Vocabulary : Waterweed to Wattle

Waterweed : See Anacharis.
Water-white : A vinelike plant (Vitis Caribaea) growing in parched districts in the West Indies, and containing a great amount of sap which is sometimes used for quenching thirst.
Waterwork : Painting executed in size or distemper, on canvas or walls, -- formerly, frequently taking the place of tapestry. ;; An hydraulic apparatus, or a system of works or fixtures, by which a supply of water is furnished for useful or ornamental purposes, including dams, sluices, pumps, aqueducts, distributing pipes, fountains, etc.; -- used chiefly in the plural.
Waterworn : Worn, smoothed, or polished by the action of water; as, waterworn stones.
Waterwort : Any plant of the natural order Elatineae, consisting of two genera (Elatine, and Bergia), mostly small annual herbs growing in the edges of ponds. Some have a peppery or acrid taste.
Watery : Of or pertaining to water; consisting of water. ;; Abounding with water; wet; hence, tearful. ;; Resembling water; thin or transparent, as a liquid; as, watery humors. ;; Hence, abounding in thin, tasteless, or insipid fluid; tasteless; insipid; vapid; spiritless.
Watt : A unit of power or activity equal to 107 C.G.S. units of power, or to work done at the rate of one joule a second.
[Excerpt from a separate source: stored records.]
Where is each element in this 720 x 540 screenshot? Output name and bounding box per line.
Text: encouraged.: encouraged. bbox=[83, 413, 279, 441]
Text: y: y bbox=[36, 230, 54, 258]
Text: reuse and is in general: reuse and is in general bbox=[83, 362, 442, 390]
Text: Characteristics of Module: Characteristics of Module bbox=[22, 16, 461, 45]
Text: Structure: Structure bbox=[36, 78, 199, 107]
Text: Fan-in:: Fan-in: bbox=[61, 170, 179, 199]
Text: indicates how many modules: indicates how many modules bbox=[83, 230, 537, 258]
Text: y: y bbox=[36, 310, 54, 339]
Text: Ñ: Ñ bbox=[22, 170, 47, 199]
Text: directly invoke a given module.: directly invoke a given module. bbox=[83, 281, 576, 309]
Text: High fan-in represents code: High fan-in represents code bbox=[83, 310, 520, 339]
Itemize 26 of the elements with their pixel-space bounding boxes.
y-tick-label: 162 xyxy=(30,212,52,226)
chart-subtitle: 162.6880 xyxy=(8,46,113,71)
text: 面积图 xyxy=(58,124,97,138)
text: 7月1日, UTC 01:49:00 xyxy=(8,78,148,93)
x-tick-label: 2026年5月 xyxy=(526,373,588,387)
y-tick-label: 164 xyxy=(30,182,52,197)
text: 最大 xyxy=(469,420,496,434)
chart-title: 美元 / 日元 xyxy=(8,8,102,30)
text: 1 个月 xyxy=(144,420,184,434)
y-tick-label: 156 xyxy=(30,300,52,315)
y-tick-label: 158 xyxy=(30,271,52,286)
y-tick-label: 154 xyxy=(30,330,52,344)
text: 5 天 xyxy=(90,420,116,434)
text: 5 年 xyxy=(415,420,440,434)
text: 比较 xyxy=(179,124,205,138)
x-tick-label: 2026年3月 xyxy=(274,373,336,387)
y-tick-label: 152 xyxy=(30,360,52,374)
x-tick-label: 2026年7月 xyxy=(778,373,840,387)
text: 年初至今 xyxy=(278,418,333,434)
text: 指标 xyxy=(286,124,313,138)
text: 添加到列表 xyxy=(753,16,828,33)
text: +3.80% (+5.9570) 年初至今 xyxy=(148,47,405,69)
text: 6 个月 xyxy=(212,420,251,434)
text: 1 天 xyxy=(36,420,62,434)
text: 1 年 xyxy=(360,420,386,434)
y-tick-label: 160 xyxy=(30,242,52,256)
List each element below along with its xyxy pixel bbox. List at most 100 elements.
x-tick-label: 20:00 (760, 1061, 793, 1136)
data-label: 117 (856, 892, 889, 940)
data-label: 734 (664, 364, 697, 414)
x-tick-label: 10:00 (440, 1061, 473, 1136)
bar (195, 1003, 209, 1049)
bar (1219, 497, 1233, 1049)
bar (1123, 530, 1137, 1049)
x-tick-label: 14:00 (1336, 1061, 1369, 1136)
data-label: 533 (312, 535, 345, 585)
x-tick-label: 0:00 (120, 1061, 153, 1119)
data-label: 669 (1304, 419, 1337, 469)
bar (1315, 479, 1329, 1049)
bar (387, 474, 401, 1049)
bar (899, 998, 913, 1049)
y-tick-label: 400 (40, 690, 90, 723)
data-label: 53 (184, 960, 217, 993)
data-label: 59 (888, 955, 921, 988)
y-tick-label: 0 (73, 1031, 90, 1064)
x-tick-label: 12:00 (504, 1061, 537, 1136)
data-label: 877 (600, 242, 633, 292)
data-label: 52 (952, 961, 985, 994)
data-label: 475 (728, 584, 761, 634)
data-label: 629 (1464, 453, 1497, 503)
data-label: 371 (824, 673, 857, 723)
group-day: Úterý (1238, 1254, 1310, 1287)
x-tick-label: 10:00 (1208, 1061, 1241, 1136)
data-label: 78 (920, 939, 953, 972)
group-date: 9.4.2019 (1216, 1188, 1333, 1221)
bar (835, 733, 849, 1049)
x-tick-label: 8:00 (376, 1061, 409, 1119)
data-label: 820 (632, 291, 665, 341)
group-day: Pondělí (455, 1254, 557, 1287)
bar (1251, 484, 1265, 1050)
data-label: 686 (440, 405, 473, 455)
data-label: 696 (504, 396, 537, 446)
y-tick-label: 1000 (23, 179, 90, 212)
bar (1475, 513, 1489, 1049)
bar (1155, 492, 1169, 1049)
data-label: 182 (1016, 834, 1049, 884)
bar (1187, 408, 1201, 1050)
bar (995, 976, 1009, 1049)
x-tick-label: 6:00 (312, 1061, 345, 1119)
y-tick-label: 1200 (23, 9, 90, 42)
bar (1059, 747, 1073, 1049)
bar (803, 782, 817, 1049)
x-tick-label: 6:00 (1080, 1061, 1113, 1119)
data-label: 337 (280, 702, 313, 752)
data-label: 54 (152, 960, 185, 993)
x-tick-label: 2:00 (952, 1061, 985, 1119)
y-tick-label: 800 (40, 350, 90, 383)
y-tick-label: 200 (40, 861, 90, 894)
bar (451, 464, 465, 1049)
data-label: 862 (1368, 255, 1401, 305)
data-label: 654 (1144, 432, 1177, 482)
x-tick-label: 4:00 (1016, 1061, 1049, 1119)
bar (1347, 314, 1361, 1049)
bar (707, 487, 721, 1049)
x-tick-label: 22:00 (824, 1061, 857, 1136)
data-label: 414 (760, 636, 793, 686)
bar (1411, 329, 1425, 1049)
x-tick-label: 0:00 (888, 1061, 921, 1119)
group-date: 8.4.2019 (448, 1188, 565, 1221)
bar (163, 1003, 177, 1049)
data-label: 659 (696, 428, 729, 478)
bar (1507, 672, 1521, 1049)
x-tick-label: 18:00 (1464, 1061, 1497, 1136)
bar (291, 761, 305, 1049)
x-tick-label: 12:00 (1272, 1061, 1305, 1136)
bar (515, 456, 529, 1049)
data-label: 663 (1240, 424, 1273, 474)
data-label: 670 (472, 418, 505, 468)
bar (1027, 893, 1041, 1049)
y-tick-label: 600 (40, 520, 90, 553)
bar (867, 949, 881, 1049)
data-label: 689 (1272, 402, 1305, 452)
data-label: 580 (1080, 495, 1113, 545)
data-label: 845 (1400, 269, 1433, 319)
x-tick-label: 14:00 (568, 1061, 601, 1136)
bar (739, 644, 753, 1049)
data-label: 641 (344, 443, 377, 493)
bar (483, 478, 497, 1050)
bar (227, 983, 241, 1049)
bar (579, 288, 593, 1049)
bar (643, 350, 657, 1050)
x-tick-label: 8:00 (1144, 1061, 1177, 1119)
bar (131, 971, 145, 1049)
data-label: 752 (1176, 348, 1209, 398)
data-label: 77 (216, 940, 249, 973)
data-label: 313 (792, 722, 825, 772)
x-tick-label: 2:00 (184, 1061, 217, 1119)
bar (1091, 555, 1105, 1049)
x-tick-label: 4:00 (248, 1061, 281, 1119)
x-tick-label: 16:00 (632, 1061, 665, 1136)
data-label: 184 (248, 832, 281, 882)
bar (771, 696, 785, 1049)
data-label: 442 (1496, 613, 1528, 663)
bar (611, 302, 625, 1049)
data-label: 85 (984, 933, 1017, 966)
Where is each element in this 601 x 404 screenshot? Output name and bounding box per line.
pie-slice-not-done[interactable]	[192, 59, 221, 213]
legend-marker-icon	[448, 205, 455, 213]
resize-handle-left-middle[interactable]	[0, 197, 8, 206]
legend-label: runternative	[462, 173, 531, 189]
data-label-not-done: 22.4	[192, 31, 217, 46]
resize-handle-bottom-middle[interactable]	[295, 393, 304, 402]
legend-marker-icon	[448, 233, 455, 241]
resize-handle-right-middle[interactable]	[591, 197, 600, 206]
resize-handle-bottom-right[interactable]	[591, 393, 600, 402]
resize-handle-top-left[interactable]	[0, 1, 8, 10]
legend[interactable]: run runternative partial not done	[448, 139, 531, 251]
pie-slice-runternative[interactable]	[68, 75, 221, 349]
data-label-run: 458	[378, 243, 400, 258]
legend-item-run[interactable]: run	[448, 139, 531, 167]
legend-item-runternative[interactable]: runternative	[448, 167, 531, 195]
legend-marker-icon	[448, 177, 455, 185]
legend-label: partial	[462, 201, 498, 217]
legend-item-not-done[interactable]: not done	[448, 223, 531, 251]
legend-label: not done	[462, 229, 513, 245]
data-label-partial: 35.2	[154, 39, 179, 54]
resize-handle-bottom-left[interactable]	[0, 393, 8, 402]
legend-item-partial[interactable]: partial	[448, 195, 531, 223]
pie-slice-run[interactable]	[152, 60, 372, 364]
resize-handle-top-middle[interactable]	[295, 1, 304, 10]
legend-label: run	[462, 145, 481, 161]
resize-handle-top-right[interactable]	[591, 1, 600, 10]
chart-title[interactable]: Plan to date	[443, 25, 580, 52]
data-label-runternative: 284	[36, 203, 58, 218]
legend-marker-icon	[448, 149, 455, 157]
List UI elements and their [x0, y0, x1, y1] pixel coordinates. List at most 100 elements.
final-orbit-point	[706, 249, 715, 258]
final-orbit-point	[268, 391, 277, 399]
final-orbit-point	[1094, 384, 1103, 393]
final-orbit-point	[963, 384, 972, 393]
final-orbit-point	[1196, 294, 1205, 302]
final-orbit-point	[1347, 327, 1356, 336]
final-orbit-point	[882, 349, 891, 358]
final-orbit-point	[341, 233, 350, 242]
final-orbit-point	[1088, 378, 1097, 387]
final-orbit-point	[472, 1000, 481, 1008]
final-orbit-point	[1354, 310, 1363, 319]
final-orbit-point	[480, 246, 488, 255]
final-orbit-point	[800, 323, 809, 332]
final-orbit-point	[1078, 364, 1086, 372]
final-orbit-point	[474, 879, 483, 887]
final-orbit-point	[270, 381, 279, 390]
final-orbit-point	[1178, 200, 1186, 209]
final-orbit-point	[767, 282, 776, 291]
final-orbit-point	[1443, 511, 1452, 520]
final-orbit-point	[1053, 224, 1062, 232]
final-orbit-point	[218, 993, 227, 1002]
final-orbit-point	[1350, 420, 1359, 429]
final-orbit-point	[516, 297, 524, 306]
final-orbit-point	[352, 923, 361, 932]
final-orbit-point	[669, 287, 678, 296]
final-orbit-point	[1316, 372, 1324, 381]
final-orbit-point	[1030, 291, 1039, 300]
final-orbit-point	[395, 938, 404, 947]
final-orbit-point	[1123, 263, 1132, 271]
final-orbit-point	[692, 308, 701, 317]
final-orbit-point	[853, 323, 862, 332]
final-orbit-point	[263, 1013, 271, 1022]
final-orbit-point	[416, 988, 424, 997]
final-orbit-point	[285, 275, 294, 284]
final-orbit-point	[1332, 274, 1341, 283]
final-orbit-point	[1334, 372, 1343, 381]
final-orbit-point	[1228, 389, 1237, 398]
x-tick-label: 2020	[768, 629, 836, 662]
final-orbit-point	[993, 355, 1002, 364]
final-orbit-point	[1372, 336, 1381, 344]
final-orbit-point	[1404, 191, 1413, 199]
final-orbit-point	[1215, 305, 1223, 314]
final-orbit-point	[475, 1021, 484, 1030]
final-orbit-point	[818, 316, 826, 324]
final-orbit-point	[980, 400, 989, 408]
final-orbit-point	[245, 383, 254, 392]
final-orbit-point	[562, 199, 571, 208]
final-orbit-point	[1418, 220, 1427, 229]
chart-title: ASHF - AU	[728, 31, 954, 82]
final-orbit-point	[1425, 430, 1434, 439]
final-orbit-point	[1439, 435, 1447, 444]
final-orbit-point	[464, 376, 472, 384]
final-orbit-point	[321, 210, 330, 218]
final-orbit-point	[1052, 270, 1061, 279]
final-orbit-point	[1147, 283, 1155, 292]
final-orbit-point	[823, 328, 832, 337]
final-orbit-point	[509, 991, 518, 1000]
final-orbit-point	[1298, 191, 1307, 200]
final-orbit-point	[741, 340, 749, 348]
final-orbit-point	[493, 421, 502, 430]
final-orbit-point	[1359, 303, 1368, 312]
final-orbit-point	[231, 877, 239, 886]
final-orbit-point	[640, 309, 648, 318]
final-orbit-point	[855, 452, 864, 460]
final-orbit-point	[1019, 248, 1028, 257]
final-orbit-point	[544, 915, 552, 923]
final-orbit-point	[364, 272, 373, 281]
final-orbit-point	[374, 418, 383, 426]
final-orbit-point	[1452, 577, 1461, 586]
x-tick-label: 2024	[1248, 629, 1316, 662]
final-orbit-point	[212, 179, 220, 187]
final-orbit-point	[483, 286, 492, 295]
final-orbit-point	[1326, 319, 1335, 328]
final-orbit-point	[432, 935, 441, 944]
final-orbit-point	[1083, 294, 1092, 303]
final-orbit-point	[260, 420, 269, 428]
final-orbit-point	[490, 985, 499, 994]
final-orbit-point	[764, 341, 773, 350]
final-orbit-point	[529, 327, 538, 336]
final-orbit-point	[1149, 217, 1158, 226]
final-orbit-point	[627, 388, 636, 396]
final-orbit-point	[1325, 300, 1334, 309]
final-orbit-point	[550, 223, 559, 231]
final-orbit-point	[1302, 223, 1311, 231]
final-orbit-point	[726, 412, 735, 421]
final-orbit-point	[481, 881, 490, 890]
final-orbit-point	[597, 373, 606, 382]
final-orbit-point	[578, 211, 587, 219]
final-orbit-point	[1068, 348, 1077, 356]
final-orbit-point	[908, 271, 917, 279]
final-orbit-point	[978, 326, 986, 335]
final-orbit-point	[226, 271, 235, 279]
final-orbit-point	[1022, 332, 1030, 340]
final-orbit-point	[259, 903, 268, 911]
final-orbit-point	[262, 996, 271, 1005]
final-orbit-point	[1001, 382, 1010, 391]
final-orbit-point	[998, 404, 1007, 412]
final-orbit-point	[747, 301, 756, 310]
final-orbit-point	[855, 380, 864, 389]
An English horse power is approximately equal to 746 watts.
Watteau : Having the appearance of that which is seen in pictures by Antoine Watteau, a French painter of the eighteenth century; -- said esp. of women's garments; as, a Watteau bodice.
Watteau back : The back of a woman's gown in which one or more very broad folds are carried from the neck to the floor without being held in at the waist, while the front and sides of the gown are shaped to the person and have a belt or its equivalent.
Wattle : Material consisting of wattled twigs, withes, etc., used for walls, fences, and the like. ;; In Australasia, any tree of the genus Acacia; -- so called from the wattles, or hurdles, which the early settlers made of the long, pliable branches or of the split stems of the slender species. ;; A twig or flexible rod; hence, a hurdle made of such rods. ;; A rod laid on a roof to support the thatch. ;; A naked fleshy, and usually wrinkled and highly colored, process of the skin hanging from the chin or throat of a bird or reptile. ;; Barbel of a fish. ;; The astringent bark of several Australian trees of the genus Acacia, used in tanning; -- called also wattle bark. ;; The trees from which the bark is obtained. See Savanna wattle, under Savanna. ;; To bind with twigs. ;; To twist or interweave, one with another, as twigs; to form a network with; to plat; as, to wattle branches. ;; To form, by interweaving or platting twigs.